7:30am PST - A Place in the Sun (1951) – An ambitious young man wins an heiress’s heart but has to cope with his former girlfriend’s pregnancy. Cast: Montgomery Clift, Elizabeth Taylor, Shelley Winters, Anne Revere Dir: George Stevens BW-122 mins, TV-PG
When you hear the word “nuanced” from Hollywood today, dollars to donuts they mean “immoral,” as in, we’re going to appease some terrorists and sexualize young children and call it “sophisticated.” Whether they know it or not (and I think they do), those particular plot points don’t represent “subtle shades of meaning,” they represent appeasing terrorists and sexualizing young children.
True dramatic nuance, the idea of exploring the complexity of the human condition (as opposed to excusing repugnant behavior), can be found, not too surprisingly, in those old-fashioned, black and white flickers – and today’s pick is one of the finest examples you’re likely to come across.
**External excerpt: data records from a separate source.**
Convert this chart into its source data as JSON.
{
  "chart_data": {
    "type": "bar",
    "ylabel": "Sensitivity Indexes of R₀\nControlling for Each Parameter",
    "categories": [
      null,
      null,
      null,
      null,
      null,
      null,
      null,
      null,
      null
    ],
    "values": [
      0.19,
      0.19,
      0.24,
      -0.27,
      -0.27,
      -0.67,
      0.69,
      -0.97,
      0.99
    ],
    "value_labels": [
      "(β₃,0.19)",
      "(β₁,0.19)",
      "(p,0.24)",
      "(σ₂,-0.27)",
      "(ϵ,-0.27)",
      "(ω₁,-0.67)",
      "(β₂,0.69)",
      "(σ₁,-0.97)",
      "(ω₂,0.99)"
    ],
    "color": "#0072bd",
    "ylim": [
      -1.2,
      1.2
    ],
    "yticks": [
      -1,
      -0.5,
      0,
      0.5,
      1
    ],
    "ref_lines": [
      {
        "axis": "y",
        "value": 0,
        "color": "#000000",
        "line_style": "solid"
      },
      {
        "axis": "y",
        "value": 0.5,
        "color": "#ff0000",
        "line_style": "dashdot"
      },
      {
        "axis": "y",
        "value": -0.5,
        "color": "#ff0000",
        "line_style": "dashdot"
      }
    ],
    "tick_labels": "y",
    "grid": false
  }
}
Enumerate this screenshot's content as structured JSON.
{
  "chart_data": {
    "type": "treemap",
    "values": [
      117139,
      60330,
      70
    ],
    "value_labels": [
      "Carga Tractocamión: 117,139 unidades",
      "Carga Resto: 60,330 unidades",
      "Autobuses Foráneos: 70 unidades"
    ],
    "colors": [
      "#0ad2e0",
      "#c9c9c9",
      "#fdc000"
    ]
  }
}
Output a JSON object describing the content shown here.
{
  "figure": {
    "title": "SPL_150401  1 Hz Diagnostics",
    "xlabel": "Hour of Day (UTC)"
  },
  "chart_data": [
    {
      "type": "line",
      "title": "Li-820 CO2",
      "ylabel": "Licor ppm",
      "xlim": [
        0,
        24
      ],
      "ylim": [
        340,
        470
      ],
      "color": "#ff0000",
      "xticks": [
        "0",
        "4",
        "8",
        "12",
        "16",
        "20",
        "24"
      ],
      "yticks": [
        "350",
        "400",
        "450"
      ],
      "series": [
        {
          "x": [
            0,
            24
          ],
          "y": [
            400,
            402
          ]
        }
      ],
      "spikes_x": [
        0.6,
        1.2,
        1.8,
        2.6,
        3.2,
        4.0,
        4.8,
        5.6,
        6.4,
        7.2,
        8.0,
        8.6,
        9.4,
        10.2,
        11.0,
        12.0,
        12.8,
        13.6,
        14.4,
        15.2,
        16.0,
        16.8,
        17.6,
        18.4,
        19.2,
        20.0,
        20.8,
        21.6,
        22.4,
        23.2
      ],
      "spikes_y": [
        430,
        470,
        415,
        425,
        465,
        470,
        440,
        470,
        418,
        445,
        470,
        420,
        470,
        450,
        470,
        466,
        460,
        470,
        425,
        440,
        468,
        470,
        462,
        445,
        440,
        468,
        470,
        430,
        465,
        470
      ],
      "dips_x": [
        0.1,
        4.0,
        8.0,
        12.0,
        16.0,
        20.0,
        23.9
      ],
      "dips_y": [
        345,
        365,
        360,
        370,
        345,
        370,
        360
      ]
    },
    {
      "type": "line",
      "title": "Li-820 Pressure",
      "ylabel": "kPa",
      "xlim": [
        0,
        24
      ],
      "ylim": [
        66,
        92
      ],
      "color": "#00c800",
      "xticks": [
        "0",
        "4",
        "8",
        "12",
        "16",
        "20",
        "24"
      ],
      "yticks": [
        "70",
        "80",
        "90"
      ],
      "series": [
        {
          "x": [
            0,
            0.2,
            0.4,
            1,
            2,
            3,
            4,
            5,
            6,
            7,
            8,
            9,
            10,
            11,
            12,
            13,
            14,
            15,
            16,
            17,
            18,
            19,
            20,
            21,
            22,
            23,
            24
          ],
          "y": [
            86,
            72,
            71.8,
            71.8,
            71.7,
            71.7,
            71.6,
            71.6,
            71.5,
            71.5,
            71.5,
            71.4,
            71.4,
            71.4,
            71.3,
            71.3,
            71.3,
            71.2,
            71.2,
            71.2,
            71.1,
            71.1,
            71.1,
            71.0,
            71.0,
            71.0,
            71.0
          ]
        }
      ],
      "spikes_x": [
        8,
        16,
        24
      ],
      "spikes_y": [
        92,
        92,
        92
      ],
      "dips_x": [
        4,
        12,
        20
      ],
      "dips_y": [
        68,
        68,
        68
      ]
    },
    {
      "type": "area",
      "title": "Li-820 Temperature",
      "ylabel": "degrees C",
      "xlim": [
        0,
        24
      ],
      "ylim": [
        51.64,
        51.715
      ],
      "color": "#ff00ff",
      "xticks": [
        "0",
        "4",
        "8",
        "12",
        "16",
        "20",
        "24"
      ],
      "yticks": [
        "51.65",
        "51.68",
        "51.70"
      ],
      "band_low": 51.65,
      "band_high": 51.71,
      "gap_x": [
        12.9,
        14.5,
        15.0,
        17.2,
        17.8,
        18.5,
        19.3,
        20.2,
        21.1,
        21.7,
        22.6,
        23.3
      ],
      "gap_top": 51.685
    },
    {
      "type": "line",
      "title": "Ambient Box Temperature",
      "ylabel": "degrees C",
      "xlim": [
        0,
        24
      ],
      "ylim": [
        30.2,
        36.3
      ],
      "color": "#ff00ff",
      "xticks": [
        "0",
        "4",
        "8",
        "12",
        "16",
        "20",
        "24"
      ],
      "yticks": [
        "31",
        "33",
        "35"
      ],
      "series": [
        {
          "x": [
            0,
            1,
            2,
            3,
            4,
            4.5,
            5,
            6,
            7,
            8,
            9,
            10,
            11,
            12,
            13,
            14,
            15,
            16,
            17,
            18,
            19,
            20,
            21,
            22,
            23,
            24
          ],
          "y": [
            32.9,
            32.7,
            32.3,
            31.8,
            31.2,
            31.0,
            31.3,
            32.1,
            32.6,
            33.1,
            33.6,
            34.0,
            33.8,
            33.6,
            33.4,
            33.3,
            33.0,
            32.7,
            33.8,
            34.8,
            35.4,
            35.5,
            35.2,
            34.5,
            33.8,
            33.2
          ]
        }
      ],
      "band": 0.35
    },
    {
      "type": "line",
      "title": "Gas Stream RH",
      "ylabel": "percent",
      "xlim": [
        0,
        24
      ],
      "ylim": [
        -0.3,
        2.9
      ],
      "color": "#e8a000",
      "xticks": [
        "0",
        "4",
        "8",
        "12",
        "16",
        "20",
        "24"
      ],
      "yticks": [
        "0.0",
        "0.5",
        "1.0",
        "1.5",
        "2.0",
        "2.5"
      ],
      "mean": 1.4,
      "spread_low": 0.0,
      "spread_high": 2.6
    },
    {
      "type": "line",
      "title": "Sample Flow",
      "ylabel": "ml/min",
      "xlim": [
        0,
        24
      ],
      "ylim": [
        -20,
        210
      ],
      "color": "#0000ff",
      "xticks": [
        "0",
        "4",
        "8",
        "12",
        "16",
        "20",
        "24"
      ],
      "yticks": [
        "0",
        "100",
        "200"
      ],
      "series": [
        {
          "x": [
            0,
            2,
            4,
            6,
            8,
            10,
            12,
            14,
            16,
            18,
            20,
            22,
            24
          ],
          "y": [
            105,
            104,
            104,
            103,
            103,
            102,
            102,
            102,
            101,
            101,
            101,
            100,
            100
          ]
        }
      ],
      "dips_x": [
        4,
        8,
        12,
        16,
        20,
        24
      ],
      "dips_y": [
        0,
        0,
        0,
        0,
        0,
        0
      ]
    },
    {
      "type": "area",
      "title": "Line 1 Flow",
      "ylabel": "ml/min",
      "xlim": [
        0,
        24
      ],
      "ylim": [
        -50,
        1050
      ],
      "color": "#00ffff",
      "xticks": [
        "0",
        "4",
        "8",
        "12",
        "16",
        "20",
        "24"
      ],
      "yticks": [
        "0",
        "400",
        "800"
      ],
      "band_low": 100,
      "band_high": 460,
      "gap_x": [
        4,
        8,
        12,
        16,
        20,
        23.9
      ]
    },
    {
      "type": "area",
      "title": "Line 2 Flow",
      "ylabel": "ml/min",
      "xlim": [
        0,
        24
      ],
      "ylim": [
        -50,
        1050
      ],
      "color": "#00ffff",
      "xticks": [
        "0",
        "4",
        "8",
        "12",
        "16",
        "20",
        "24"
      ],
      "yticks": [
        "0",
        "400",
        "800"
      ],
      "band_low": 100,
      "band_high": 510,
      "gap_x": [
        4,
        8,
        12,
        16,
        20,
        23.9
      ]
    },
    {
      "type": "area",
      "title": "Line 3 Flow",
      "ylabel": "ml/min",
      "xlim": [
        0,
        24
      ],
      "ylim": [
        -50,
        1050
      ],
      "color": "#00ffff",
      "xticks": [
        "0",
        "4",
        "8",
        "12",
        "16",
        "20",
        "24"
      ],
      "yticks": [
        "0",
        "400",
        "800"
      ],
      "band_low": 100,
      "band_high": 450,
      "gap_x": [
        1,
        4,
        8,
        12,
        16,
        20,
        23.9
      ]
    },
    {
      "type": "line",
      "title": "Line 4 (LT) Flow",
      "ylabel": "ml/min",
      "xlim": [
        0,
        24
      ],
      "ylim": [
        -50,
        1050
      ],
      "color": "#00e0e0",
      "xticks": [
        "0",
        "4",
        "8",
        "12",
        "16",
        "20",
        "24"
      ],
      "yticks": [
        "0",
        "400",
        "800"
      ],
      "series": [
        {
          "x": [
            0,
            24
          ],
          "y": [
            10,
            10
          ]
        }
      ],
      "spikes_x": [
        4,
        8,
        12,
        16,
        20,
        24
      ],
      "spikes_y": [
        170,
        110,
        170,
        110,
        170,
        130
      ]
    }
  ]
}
The power of George Stevens’ masterpiece is that no matter how many times you’ve seen it, you keep hoping a fit of cinematic magic will force events to unroll differently. Based on Theodore Dreiser’s 1925 novel “An American Tragedy,” which itself was inspired by a true story, “A Place in the Sun” would win six Oscars, including screenplay, cinematography, and director.
In other words, Montgomery Clift wuz robbed.
As George Eastman, Monty Clift performs a miracle on screen, retaining our sympathy even as he paints himself further and further into a dark corner with increasingly desperate and ultimately monstrous acts. The genius of the film is that while we’re never asked to excuse his behavior, by the time Eastman’s gone too far he’s so captured our sympathy we can’t help but hope for some kind of fate to step in and give him a do over.
Part of our sympathy may also arise from the fact that the idea of committing terrible deeds in order to be with Elizabeth Taylor at the pinnacle of her raven-haired beauty doesn’t seem altogether unreasonable, especially when the alternative is dowdy, grasping, needy Shelley Winters. Both actresses are terrific, especially Winters, who was actually something of a sex symbol at the time. In her entertaining autobiography. Winters blames this role (which she aggressively pursued) for typecasting her forevermore.
A one of a kind film. Not exactly Valentines Day material, unless your idea of celebrating the holiday is with a knot in your stomach slowly tightening over 122 expertly paced minutes.